Extensible access control architecture

摘要

Software for managing access control functions in a network. The software includes a host that receives access control commands or information and calls one or more methods. The methods perform access control functions and communicate access control results or messages to be transmitted. The host may be installed in a network peer seeking access to the network or in a server controlling access to the network. When installed in a peer, the host receives commands and exchanges information with a supplicant. When installed in an access control server, the host receives commands and exchanges information with an authenticator.
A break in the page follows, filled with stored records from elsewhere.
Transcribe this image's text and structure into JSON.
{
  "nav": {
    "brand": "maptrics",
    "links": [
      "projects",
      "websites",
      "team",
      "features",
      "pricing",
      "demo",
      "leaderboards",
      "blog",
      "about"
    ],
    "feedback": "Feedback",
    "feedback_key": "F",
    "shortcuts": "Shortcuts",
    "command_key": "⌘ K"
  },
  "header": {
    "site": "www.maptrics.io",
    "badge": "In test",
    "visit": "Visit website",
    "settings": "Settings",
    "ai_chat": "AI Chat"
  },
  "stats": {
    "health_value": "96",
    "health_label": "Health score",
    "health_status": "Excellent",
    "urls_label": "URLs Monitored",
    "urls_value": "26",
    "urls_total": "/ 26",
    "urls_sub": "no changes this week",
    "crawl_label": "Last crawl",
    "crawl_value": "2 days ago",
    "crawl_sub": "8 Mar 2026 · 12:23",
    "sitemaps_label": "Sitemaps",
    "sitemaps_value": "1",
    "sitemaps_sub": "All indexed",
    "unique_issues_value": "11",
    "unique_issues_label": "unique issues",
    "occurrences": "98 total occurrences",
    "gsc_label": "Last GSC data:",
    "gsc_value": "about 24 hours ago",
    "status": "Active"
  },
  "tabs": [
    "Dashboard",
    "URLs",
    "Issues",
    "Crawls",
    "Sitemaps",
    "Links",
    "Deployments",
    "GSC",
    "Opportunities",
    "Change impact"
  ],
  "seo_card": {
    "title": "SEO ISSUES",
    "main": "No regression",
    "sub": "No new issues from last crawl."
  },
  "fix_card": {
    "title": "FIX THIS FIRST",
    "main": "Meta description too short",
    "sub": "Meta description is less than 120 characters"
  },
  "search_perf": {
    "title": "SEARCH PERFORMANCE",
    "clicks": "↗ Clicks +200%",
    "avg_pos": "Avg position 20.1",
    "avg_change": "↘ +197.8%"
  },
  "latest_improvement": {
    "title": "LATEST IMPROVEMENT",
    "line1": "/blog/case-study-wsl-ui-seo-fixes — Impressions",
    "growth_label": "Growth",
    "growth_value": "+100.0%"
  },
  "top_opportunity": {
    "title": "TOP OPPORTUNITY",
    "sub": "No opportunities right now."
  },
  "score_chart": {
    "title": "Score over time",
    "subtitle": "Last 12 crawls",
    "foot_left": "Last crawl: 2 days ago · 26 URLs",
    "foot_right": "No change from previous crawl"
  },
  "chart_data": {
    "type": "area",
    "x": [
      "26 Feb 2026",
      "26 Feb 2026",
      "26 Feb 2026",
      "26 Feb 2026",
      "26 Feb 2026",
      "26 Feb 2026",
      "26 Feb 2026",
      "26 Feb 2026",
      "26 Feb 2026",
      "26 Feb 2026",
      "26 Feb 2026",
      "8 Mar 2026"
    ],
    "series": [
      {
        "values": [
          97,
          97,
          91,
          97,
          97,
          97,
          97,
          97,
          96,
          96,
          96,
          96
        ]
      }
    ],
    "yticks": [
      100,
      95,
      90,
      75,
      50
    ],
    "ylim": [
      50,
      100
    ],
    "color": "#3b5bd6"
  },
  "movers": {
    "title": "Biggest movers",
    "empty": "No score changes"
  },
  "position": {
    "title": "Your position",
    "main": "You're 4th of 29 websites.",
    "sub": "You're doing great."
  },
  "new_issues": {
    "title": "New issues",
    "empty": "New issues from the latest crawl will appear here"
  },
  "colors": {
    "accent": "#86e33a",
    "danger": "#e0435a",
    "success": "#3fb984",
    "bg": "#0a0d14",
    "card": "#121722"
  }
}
The host has a flexible architecture that enables multiple features, such as allowing the same methods to be used for authentication by multiple supplicants, providing ready integration of third party access control software, simplifying network maintenance by facilitating upgrades of authenticator software and enabling access control functions other than peer authentication.

主权项

1. A method performed on a server computing device, the method comprising:
receiving, by an extensible authentication protocol (“EAP”) host of the server computing device via a network from any of a plurality of supplicants operating within a client computing device via an EAP host of the client computing device, a first message that is part of an access control exchange, where each of the plurality of supplicants operating within the client computing device implements access control functions by calling the EAP host of the client computing device, and where the server computing device controls access to resources of the network; and requesting, by the EAP host of the server computing device from a quarantine enforcement client (“QEC”) of the client computing device in response to the receiving, health information about the client device.